Isabel Ávila preside la Confederación Española de Organizaciones de Amas de Casa y Consumidores y Usuarios. Está formada por 429.000 socios, de los que un 2% son consumidores y usuarios. Ayer participó en el Auditorio en la celebración del Día Mundial de los Derechos del Consumidor, organizado por la Asociación de Amas de Casa del Principado 'Santa María de Covadonga'. Pronunció una conferencia titulada 'Los retos del consumidor a través de 40 años de esta asociación'.
-En los años 60 no sería común una asociación de amas de casa.
-Era realmente vanguardista. Tuvimos que esperar a que se hiciera la ley general de asociaciones para tener estatutos y estar reconocida como asociación.
-¿Cuál ha sido el mayor logro?
-Han sido muchos. Ahora, cuando decimos que venimos de una asociación de amas de casa, la gente no sonríe, es un buen logro.
-¿Y los retos?
-Ya los hemos tenido. Han sido Fórum y Afinsa. No tenemos ni material humano ni recursos económicos para afrontar una avalancha tan grande. Los grandes retos pasan por las telecomunicaciones, la banca, los transportes Las primeras reuniones eran para hablar de la subida del pan; ahora, para los teléfonos móviles.
-Como amas de casa, ¿qué piden?
-Que se reconozca que somos mujeres trabajadoras, que tengamos derecho a poder cotizar a la Seguridad Social y tener una pensión de jubilación o invalidez.
-¿Cuántas hay en España?
-Más de 5 millones de mujeres se dedican exclusivamente a las tareas domésticas, pero no tienen ningún tipo de reconocimiento, ni social, ni económico, ni jurídico. El trabajo del ama de casa ha pasado de la esfera de lo privado a la esfera de lo público. Ahorramos mucho dinero a los gobiernos cuidando de sus nietos y de los mayores, atendiéndoles cuando tienen un problema sanitario. Lo que no piensan es que tienen que buscar soluciones.
-...La ley de Dependencia.
-No es la panacea, hay yacimientos de empleo en mujeres, amas de casa que se podrían aprovechar. Tienen muchas habilidades desarrolladas. Hay más de 90.000 mujeres que cada año dejan su puesto de trabajo para dedicarse a cuidar a sus hijos o sus mayores. En algunos casos piden excedencias; en otros se les pasa la edad laboral, y es de ley que se les reconozcan lo que han hecho por los demás. La sociedad y la economía, decía la socióloga Ángeles Durán, que es un iceberg.
-¿Quiere decir que las mujeres llevan el peso?
-No se ve todo lo que hay debajo, ése es el trabajo que hacemos las amas de casa. Lo que se ve es la punta del iceberg, pero después está el trabajo de muchas mujeres que es lo que hace que se mantenga.
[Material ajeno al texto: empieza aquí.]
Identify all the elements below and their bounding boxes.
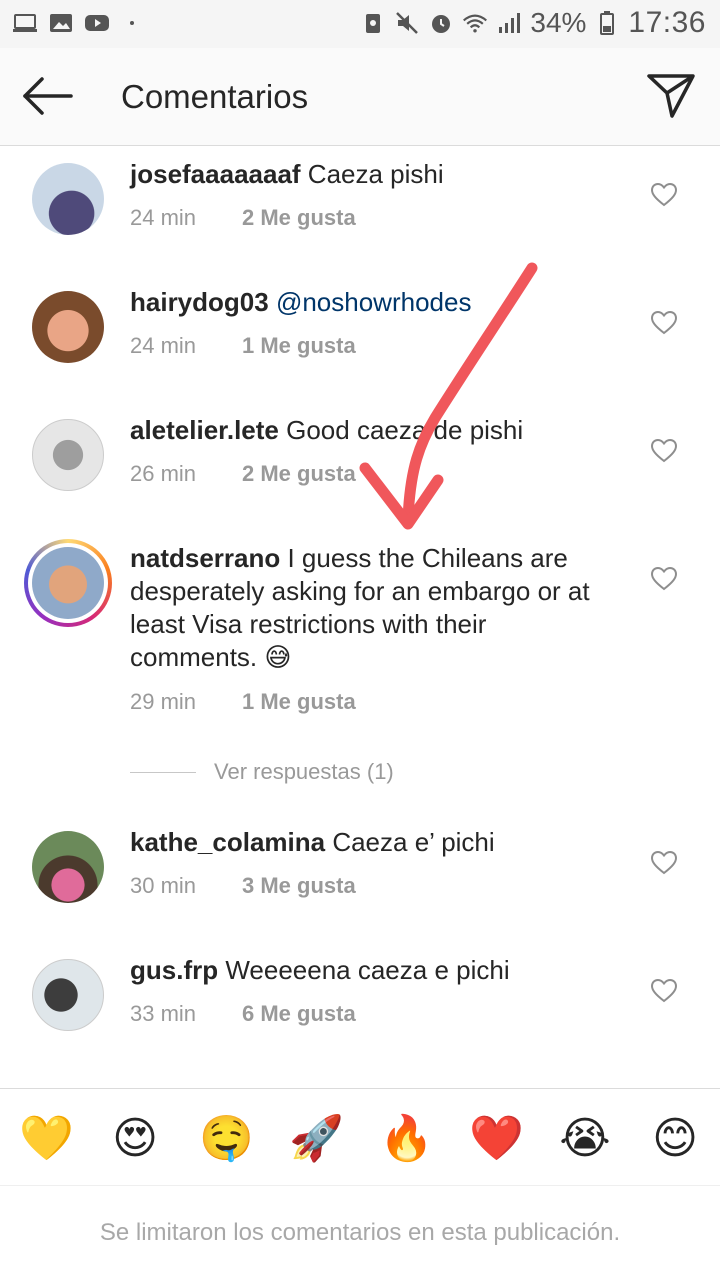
avatar [32,547,104,619]
avatar[interactable] [32,163,104,235]
avatar-story-ring[interactable] [24,539,112,627]
comments-list: josefaaaaaaaf Caeza pishi 24 min 2 Me gu… [0,147,720,1087]
back-arrow-icon[interactable] [22,76,74,116]
comment-likes[interactable]: 3 Me gusta [242,873,356,899]
comment-meta: 26 min 2 Me gusta [130,461,356,487]
comment-meta: 33 min 6 Me gusta [130,1001,356,1027]
comment-time: 30 min [130,873,197,898]
avatar[interactable] [32,959,104,1031]
comment-username[interactable]: natdserrano [130,543,280,573]
like-heart-icon[interactable] [651,851,677,875]
avatar[interactable] [32,291,104,363]
comment-text: natdserrano I guess the Chileans are des… [130,542,600,674]
comment-meta: 29 min 1 Me gusta [130,689,356,715]
page-title: Comentarios [121,78,309,115]
emoji-smiling[interactable]: 😊 [649,1113,701,1165]
comment-time: 26 min [130,461,197,486]
view-replies[interactable]: Ver respuestas (1) [130,759,394,785]
like-heart-icon[interactable] [651,439,677,463]
comment-username[interactable]: josefaaaaaaaf [130,159,301,189]
emoji-fire[interactable]: 🔥 [379,1113,434,1165]
comment-text: kathe_colamina Caeza e’ pichi [130,826,600,859]
comment-username[interactable]: gus.frp [130,955,218,985]
battery-icon [600,11,615,35]
signal-icon [499,13,521,33]
comment-meta: 24 min 1 Me gusta [130,333,356,359]
comment-meta: 30 min 3 Me gusta [130,873,356,899]
status-notifications [12,10,134,36]
emoji-drooling[interactable]: 🤤 [199,1113,254,1165]
status-system: 34% 17:36 [360,6,706,40]
like-heart-icon[interactable] [651,311,677,335]
laptop-icon [13,14,37,32]
clock: 17:36 [628,6,706,39]
alarm-icon [432,15,451,33]
direct-send-icon[interactable] [646,72,696,120]
comment-message: Weeeeena caeza e pichi [218,955,510,985]
comment-text: gus.frp Weeeeena caeza e pichi [130,954,600,987]
dot-icon [130,21,134,25]
comment-likes[interactable]: 1 Me gusta [242,689,356,715]
comment-username[interactable]: kathe_colamina [130,827,325,857]
comment-likes[interactable]: 2 Me gusta [242,461,356,487]
battery-percent: 34% [530,7,587,38]
android-icon [366,14,381,33]
comment-username[interactable]: aletelier.lete [130,415,279,445]
comments-limited-text: Se limitaron los comentarios en esta pub… [99,1219,621,1246]
comment-likes[interactable]: 2 Me gusta [242,205,356,231]
replies-divider [130,771,196,773]
comment-text: josefaaaaaaaf Caeza pishi [130,158,600,191]
view-replies-label[interactable]: Ver respuestas (1) [214,759,394,785]
youtube-icon [85,15,109,31]
avatar[interactable] [32,831,104,903]
comment-time: 24 min [130,205,197,230]
comment-text: aletelier.lete Good caeza de pishi [130,414,600,447]
comment-likes[interactable]: 1 Me gusta [242,333,356,359]
comment-likes[interactable]: 6 Me gusta [242,1001,356,1027]
status-bar: 34% 17:36 [0,0,720,48]
comment-message: Caeza e’ pichi [325,827,495,857]
emoji-crying[interactable]: 😭 [559,1113,611,1165]
emoji-quick-bar: 💛 😍 🤤 🚀 🔥 ❤️ 😭 😊 [0,1088,720,1186]
comment-mention[interactable]: @noshowrhodes [269,287,472,317]
emoji-red-heart[interactable]: ❤️ [469,1113,524,1165]
comment-meta: 24 min 2 Me gusta [130,205,356,231]
emoji-rocket[interactable]: 🚀 [289,1113,344,1165]
emoji-yellow-heart[interactable]: 💛 [19,1113,74,1165]
comment-time: 33 min [130,1001,197,1026]
comment-text: hairydog03 @noshowrhodes [130,286,600,319]
comment-message: Good caeza de pishi [278,415,524,445]
app-root: 34% 17:36 Comentarios josefaaaaaaaf Caez… [0,0,720,1280]
top-bar: Comentarios [0,48,720,146]
emoji-heart-eyes[interactable]: 😍 [109,1113,161,1165]
comment-message: Caeza pishi [300,159,444,189]
mute-icon [396,12,419,34]
comment-username[interactable]: hairydog03 [130,287,269,317]
avatar[interactable] [32,419,104,491]
like-heart-icon[interactable] [651,183,677,207]
comment-time: 29 min [130,689,197,714]
like-heart-icon[interactable] [651,567,677,591]
like-heart-icon[interactable] [651,979,677,1003]
gallery-icon [50,14,72,32]
comments-limited-notice: Se limitaron los comentarios en esta pub… [0,1186,720,1280]
comment-time: 24 min [130,333,197,358]
wifi-icon [463,14,488,33]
-¿Cuál es el peso real del ama de casa?
-Por sus manos pasa el 70% del PIB de toda Europa. En España, quizá más. Hasta 1975, la mujer pasaba de la patria potestad del padre a la del marido. Socialmente, no estaba bien visto que trabajara fuera del hogar. Y, por otro lado, necesitaba licencia marital para trabajar o utilizar sus fondos. Eso ha hecho que muchas mujeres dejaran su trabajo para criar a sus hijos porque era lo que socialmente estaba bien visto. Ahora están ya en la tercera edad y la sociedad no ha sabido corresponder.
-Aunque se luche por la igualdad, 90.000 dejan sus trabajos.
-Se pelea por la igualdad de oportunidades, pero no se está apostando fuerte por una dotación de infraestructuras que avale la conciliación de la vida familiar y laboral.
-¿Cuáles?
-Guarderías, centros para mayores, y horarios que no sean masculinos, sino más adecuados a las necesidades que tenemos las amas de casa.
-Algunas madres tienen jornada reducida.
-Ese ejemplo no me sirve. Yo no quiero perder ni un ápice de los derechos sociales que pueda tener mañana. ¿Por qué tengo que ser yo quien renuncie a eso y no puede ser él?
-¿Porque, aunque se luche contra la desigualdad, existe?
-Lo que veo es que todavía nos queda una brecha para conseguir esa igualdad de oportunidades.
-¿Cuál es la solución?
-Que a cada persona se nos respete por los derechos que tenemos como ciudadanos y se ponga a nuestro alcance más infraestructuras para no tener que renunciar a algo para lo que está preparada.